Propongo a tutti voi una riflessione circa la mia esperienza di Counseling nell'ambito dei Servizi Sociali che vengono inclusi nel Dipartimento di Salute Mentale. Parlo di un intervento mirato a favore della popolazione anziana, quindi di persone spesso sopra ai settantacinque anni di età in condizioni di non autosufficienza e dei familiari che di loro si prendono cura.
Spesso la malattia mette alla prova le relazioni familiari dove vengono amplificate dinamiche che mettono a dura prova l'assunzione dei compiti di cura od il rifiuto degli stessi. In diversi casi ho notato che il luogo della malattia non è l'individuo, ma l'ambito familiare. La stessa rappresentazione della malattia cronica non si pone mai al livello del singolo, ma in quello di rapporti tra le persona ed il sistema familiare di appartenenza. In questa situazione il Counselor da un lato chiamato all'organizzazione ed alla conduzione del gruppo di operatori impegnati nell'assistenza di base, dall'altro è impegnato ad aiutare le famiglia circa la convivenza con la situazione presente.
Il focus è posto principalmente sull'incontro famiglia-servizi entro il quale si può inserire l'intervento di Counseling anche se bisogna far fronte alla complessità dell'intervento socio-assistenziale. Attraverso la mia esperienza professionale ho notato che non prestare la dovuta attenzione e non affrontare la dimensione emozionale ed emotiva del rapporto tra chi dà e riceve assistenza può portare a rapporti famiglia-servizi di tipo non collaborativo. Attraverso il lavoro a stretto contatto con persone e famiglie in situazione di disagio, mi ha portato a consapevolizzare circa le conoscenze inerenti alla comunicazione umana ed alla acquisizione di abilità di Counseling per aiutare i clienti a focalizzarsi sulle aree e sulle questioni più problematiche e frustranti per loro da gestire. Diventa così indispensabile, da parte del Counselor, organizzarsi rispetto ai loro bisogni ed adottare le stretegie di problem- solving utilizzando in modo idoneo l'analisi del problema, delle cause, degli effetti e della scelta delle soluzioni possibili. L'aiuto fornito dal Counselor, non può essere però considerato come soluzione del "problema" tramite prestazioni sociali ed assistenziali, ma piuttosto un processo di accompagnamento alla ricerca di scelte e di azioni per ridefinire i legami e ruoli sia personali sia nel contesto familiare.

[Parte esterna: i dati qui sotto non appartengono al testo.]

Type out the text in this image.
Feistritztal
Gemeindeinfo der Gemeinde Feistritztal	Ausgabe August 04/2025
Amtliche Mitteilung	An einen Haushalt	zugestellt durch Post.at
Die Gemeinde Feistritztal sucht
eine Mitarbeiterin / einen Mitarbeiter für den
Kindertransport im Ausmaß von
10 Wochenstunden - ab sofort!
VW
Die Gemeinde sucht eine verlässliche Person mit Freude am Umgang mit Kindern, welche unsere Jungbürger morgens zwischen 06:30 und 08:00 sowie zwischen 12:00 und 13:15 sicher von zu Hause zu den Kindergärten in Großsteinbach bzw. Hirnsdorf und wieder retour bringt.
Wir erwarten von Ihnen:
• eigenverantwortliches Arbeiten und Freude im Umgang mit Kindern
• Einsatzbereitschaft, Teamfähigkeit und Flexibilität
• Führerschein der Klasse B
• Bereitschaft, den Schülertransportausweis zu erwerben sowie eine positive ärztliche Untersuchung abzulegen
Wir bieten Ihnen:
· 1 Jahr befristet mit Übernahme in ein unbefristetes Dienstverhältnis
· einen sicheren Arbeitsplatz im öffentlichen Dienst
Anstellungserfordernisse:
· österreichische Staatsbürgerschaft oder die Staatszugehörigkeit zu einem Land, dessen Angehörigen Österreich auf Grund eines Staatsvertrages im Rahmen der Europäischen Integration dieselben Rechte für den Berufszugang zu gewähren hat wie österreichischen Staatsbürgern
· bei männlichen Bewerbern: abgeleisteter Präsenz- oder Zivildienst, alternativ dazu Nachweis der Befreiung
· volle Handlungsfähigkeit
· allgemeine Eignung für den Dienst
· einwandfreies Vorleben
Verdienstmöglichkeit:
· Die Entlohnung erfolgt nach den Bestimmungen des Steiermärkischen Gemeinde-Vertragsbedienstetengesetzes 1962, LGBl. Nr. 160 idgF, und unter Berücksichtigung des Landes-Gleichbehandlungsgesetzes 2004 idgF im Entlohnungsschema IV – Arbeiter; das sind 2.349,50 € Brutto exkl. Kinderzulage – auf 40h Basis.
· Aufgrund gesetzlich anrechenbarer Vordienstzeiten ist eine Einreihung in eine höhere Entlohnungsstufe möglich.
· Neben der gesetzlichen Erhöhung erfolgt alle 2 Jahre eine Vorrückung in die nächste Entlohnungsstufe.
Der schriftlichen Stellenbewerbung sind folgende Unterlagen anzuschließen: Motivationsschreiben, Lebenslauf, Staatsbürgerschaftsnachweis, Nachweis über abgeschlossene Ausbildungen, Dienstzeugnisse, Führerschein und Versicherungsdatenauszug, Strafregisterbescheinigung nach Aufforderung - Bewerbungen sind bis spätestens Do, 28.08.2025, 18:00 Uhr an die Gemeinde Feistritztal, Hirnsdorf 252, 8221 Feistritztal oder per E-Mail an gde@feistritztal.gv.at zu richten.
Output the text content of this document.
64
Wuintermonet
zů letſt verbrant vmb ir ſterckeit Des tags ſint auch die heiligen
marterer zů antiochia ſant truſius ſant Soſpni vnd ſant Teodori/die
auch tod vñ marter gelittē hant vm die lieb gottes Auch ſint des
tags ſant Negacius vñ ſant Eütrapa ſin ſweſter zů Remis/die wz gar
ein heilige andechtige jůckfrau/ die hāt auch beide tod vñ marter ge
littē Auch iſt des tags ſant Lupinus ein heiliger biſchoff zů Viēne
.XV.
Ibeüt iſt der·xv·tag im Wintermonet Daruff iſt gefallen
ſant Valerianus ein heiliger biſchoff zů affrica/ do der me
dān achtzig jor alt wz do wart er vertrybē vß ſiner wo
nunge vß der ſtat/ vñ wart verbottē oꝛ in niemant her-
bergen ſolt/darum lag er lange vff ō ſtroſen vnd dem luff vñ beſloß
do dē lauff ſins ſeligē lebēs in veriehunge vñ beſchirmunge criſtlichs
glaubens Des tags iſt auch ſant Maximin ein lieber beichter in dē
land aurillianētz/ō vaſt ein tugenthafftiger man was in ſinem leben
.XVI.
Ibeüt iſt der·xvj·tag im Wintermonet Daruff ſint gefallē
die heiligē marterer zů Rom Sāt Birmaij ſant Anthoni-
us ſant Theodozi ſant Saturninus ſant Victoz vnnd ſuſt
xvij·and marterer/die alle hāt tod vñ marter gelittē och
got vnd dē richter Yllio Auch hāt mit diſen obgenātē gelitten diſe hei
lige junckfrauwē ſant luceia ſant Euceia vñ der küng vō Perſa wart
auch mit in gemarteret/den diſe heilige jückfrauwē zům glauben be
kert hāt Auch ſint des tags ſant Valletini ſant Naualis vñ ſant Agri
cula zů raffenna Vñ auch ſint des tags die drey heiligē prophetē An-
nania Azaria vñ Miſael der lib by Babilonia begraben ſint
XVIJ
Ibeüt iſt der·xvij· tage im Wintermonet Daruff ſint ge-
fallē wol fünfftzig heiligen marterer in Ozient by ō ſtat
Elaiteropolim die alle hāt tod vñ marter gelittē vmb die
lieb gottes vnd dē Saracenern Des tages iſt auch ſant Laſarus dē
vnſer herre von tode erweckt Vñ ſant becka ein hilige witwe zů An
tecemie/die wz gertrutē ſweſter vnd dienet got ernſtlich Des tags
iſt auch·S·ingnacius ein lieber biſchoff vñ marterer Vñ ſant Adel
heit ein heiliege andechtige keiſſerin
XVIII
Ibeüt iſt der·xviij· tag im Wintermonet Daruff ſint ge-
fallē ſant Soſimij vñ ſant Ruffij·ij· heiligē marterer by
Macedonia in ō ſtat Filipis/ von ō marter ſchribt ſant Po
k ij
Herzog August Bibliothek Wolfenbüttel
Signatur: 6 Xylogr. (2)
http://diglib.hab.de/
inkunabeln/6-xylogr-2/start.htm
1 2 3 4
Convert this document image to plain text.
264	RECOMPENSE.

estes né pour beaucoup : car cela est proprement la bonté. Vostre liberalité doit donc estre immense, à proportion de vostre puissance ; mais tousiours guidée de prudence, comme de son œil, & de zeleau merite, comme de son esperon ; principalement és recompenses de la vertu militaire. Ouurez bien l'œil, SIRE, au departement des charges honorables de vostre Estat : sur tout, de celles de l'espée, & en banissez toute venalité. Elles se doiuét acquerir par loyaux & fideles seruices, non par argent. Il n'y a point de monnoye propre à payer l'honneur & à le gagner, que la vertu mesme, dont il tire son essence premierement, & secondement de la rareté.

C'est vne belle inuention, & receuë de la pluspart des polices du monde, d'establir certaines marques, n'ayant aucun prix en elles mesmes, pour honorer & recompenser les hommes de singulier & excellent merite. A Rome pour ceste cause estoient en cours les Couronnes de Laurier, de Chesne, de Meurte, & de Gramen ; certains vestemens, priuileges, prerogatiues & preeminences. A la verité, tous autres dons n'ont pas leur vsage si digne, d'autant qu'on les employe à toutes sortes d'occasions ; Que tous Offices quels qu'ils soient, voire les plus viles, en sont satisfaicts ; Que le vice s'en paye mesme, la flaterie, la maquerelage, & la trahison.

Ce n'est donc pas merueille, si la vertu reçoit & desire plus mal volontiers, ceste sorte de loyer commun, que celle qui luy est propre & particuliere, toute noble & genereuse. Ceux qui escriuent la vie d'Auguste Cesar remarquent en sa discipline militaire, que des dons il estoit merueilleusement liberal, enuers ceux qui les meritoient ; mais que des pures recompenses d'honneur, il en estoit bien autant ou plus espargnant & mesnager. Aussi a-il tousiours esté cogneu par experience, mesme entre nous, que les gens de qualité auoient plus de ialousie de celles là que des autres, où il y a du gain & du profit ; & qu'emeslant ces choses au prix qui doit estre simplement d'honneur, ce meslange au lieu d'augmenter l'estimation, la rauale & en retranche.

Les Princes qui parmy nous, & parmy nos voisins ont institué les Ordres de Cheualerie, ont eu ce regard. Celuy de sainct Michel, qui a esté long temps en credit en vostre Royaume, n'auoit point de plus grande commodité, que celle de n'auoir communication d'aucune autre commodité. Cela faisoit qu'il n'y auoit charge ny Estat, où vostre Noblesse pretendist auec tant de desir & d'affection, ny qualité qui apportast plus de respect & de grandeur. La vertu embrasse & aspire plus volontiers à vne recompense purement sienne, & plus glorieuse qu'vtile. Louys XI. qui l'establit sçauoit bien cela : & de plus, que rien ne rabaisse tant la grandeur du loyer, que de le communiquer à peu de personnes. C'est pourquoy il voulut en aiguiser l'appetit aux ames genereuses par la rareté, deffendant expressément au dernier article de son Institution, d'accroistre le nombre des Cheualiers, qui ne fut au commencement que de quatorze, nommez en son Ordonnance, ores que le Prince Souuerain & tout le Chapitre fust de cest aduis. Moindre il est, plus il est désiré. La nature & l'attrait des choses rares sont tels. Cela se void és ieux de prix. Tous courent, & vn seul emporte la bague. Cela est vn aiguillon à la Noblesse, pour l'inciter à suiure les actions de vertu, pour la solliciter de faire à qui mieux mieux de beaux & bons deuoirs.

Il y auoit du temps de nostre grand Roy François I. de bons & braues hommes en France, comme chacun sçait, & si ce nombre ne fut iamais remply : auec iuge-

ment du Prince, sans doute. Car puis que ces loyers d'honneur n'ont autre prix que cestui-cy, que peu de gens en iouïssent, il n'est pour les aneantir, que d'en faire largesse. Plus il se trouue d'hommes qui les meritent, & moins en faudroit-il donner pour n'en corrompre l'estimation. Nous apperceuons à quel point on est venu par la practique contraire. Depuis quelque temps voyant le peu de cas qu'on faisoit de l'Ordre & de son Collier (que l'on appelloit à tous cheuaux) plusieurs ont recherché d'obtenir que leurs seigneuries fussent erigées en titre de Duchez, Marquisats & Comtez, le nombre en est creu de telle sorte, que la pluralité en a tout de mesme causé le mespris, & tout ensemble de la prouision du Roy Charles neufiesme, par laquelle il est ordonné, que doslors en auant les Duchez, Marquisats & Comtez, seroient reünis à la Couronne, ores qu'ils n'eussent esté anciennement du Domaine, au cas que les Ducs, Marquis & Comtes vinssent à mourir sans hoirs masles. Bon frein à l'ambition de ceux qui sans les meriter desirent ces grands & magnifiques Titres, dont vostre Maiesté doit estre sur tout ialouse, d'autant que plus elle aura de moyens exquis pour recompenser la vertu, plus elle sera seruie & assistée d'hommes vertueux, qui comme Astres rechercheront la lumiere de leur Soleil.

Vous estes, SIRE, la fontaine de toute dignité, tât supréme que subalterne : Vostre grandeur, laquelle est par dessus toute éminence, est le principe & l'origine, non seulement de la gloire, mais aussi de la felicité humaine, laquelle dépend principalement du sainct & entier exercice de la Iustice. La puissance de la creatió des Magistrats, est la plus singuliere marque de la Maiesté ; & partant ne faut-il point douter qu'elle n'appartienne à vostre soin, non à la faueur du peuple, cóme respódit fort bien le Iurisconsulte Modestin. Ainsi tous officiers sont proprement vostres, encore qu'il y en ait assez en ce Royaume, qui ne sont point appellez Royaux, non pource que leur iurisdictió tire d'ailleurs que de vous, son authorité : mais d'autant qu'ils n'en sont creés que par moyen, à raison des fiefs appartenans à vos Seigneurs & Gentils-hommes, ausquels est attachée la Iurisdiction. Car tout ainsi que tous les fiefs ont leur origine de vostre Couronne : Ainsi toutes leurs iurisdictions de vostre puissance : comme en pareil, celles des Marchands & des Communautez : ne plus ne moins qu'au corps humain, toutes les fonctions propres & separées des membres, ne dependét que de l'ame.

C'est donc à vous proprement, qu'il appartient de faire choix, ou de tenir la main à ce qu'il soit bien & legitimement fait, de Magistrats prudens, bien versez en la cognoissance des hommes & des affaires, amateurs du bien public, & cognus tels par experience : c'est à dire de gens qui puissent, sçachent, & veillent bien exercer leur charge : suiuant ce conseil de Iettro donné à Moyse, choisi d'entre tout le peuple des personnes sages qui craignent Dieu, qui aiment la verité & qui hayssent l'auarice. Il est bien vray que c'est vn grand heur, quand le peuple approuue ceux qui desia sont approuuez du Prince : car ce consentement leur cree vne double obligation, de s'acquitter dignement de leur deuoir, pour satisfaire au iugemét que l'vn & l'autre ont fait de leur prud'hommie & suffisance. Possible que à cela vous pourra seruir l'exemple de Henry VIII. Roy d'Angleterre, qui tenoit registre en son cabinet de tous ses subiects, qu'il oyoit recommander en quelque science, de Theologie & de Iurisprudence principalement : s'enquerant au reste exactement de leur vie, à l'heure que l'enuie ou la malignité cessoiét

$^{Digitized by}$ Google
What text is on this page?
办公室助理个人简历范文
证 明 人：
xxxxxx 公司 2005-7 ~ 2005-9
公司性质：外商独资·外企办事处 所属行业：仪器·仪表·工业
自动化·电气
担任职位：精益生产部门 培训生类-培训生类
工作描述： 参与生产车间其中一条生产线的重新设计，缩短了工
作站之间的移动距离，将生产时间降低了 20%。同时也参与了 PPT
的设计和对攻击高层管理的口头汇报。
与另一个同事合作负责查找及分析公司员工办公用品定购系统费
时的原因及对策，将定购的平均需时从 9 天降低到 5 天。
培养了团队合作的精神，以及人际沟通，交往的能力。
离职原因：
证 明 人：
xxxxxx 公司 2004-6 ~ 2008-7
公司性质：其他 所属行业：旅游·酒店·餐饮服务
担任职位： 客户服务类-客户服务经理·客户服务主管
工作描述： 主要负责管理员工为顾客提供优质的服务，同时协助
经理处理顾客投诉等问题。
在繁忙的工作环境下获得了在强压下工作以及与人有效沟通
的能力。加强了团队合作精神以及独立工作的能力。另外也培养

Tenendo conto di queste prerogative, ho appurato di tenermi alla larga da definizioni rigide, come se fossero protocolli o procedure standard etichettando come “famiglie non collaboranti”, “anziano incontentabile”, “utenti non disponibili” e ad avvalermi di un approccio metodologico che si fondi sull’identificazione del bisogno di un intervento assistenziale. In questa logica di pensiero, l’incontro con la famiglia è uno strumento utile ed efficace per mettere a fuoco i problemi da affrontare, per far emergere le reciproche attese, stendere un programma assistenziale che ha senso per quella specifica famiglia.
Diventa indispensabile creare un setting dove si scambiamo le informazioni con l’utente per prendere contatto con il servizio attraverso spiegazioni circa le prestazioni che può ottenere.
L’utente quindi può farsi un idea di come funziona l’organizzazione e di coloro che in essa lavorano. Attraverso un profonda ed accurata anamnesi, da notizie di sé, del suo lavoro, della sua famiglia, del suo stile di vita, oltre che dei motivi che lo spingono a rivolgersi al servizio.
In questa reciprocità il Servizio compone la propria immagine e si confronta con quella che l’utente ha del servizio stesso.